The MLX frontend allows the Proxy Base Agent (PBA) to run inference using Large Language Models optimized for Apple Silicon (M-series chips) via the MLX framework.

Overview

MLX is a NumPy-like array framework designed by Apple for efficient machine learning on Apple Silicon. The agent.llm.frontend.mlx.MLXInference class implements the Frontend interface for MLX models.

Key Features:

Optimized Performance: Leverages the unified memory architecture and Neural Engine (ANE) of Apple Silicon for fast local inference.
Model Compatibility: Works with models converted to the MLX format (often available on Hugging Face hubs like mlx-community).
KV Caching: Supports efficient Key-Value caching, including saving/loading system prompt caches to disk for faster startup (supports_reusing_prompt_cache() returns True).
PSE Integration: Seamlessly integrates with the StructuringEngine for constrained generation during the generate_step process.

Usage

Installation: Ensure you have the necessary MLX dependencies installed.

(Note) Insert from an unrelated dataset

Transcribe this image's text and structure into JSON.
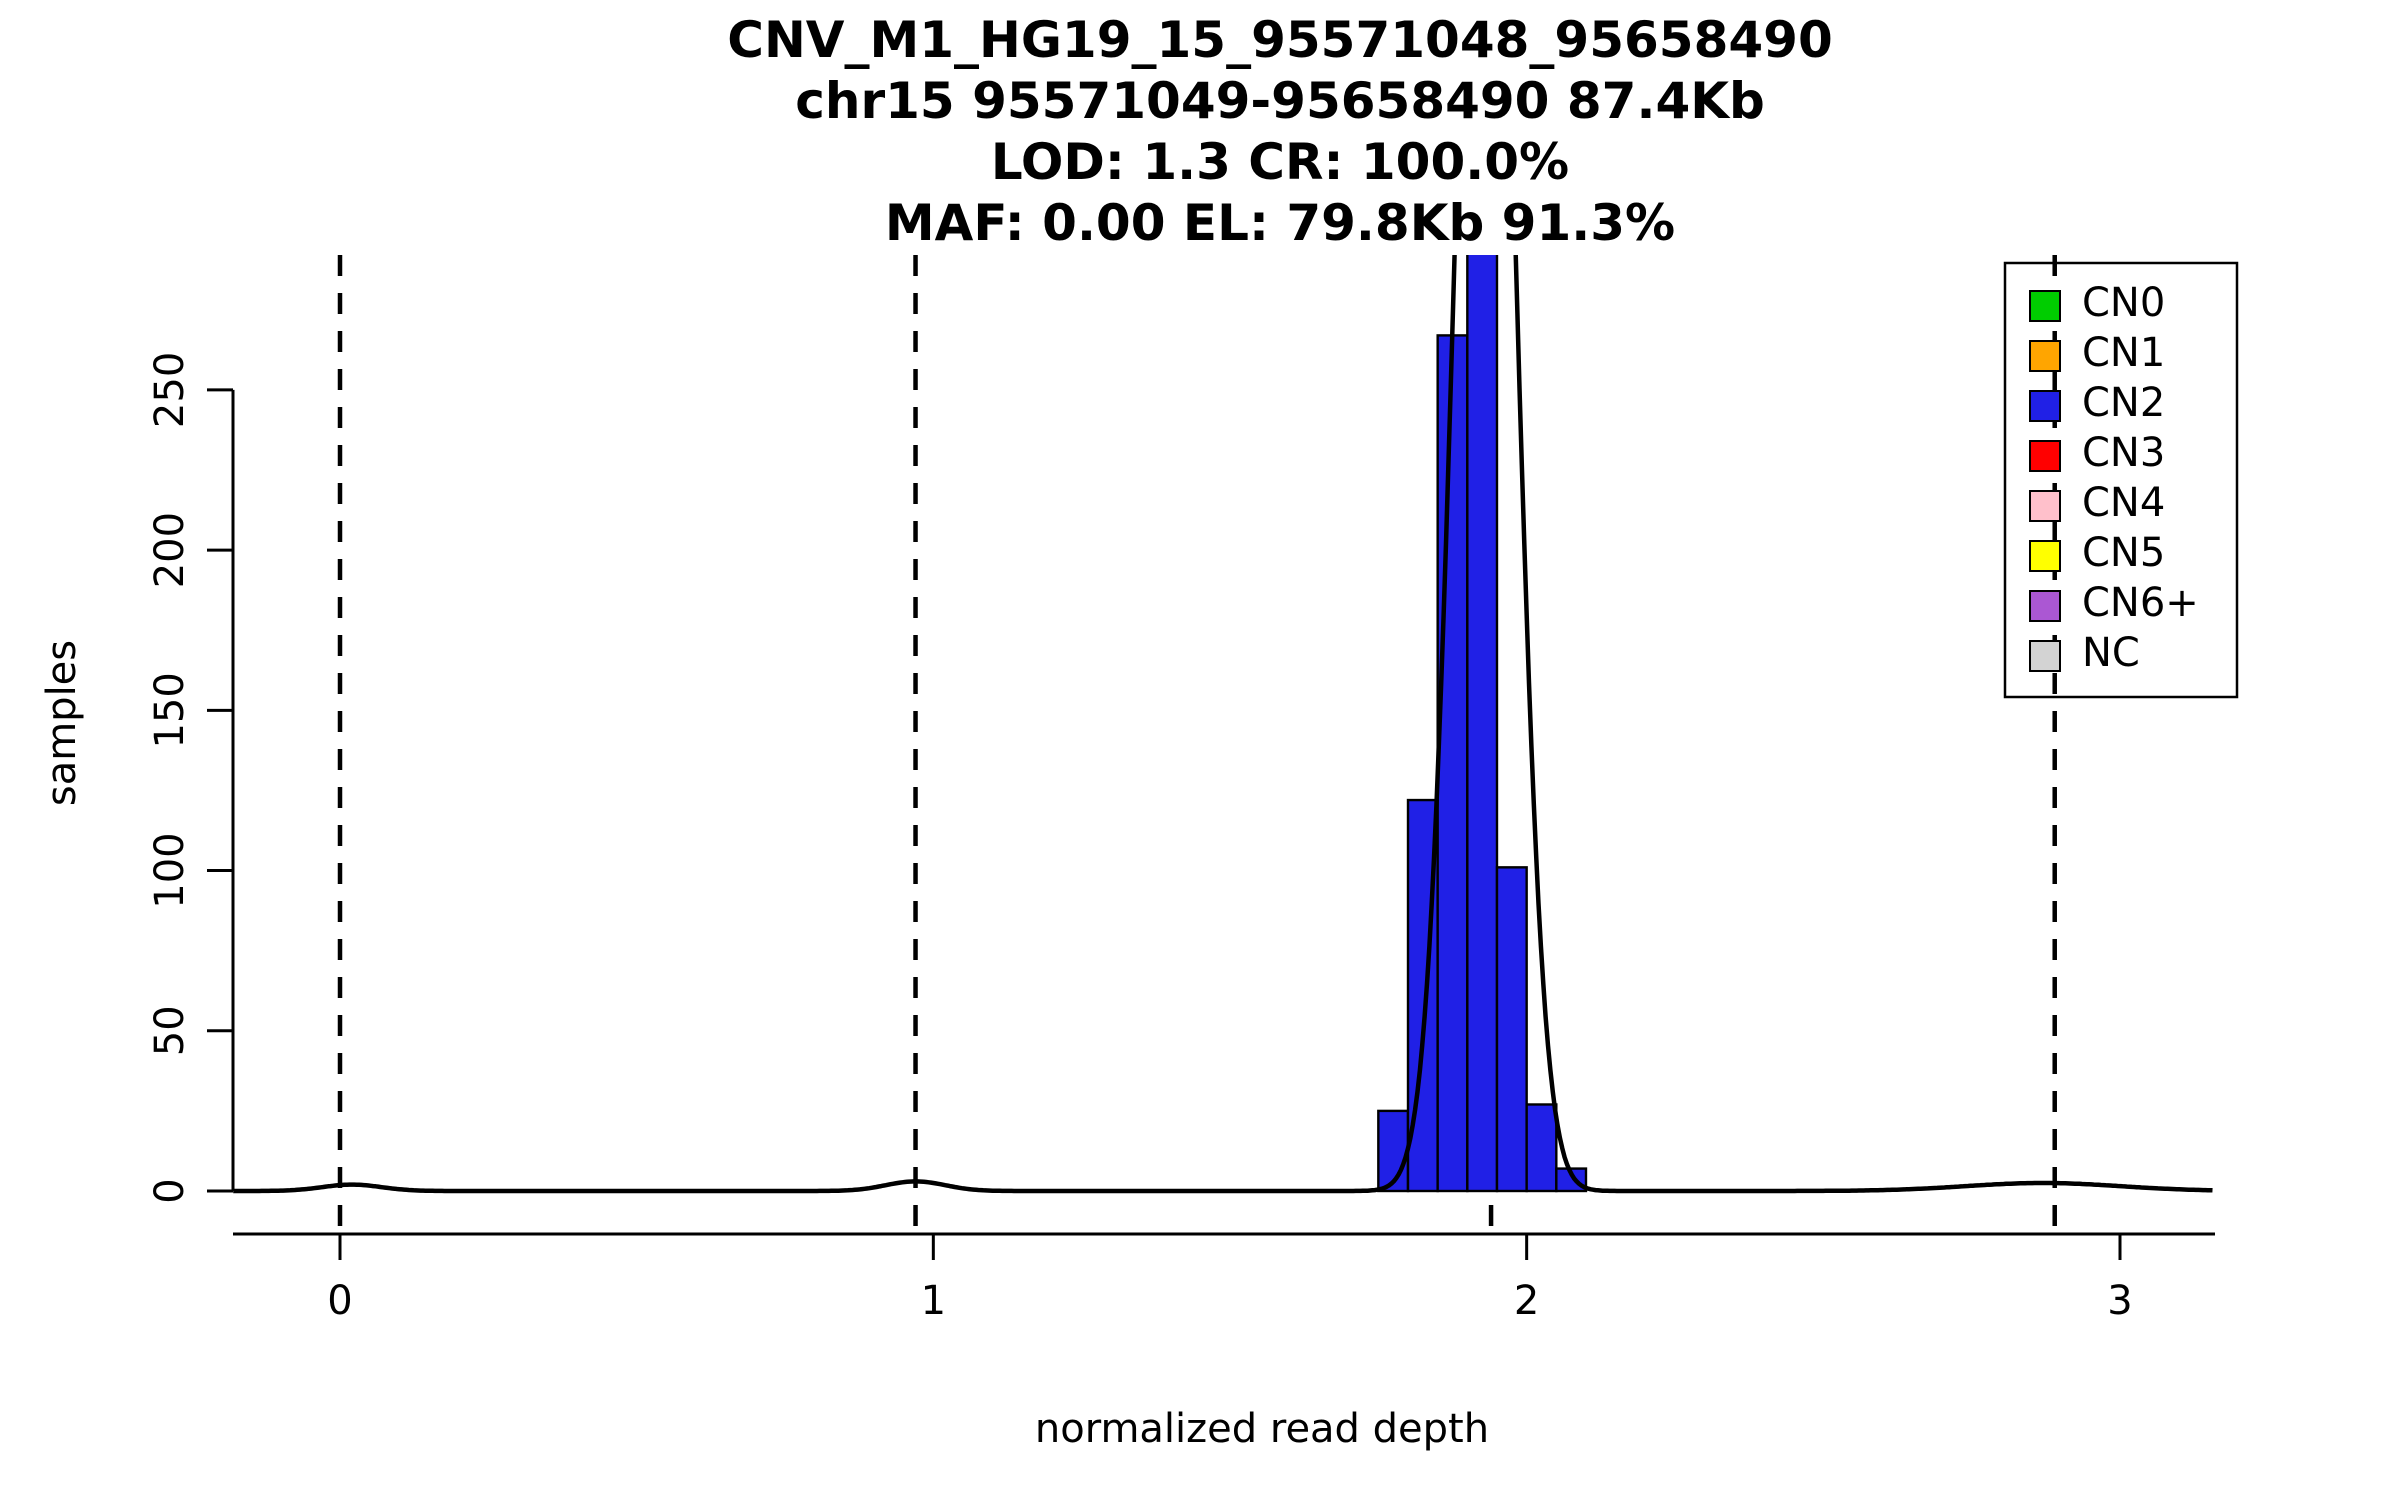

This is typically handled by installing PBA with the [mlx] extra:
```
pip install proxy-base-agent[mlx]
# or
uv pip install proxy-base-agent[mlx]
```
You also need the mlx-lm package:
```
pip install mlx-lm
# or
uv pip install mlx-lm
```
Model Selection: During the PBA setup wizard (python -m agent), choose a model compatible with MLX (e.g., from the mlx-community hub on Hugging Face or one you have converted locally). Select "MLX" as the inference backend when prompted.
Configuration: The LocalInference class will automatically instantiate MLXInference when an MLX model path and the MLX frontend are selected. Relevant inference_kwargs (like temp, seed, max_tokens, caching options) passed to the Agent constructor will be used during generation.

How it Works

Loading: MLXInference uses mlx_proxy.utils.load_model to load the model and agent.llm.tokenizer.Tokenizer.load for the tokenizer.
Inference Loop: The inference() method uses mlx_proxy.generate_step.generate_step, passing the engine.process_logits function to the logits_processors argument and a sampler created via engine.sample wrapping mlx_proxy.samplers.make_sampler.
Caching: It utilizes mlx_proxy.cache.BaseCache for KV caching and implements the save_cache_to_file and load_cache_from_file methods using safetensors for persistent prompt caching.

The MLX frontend provides an efficient way to run PBA locally on Apple Silicon hardware.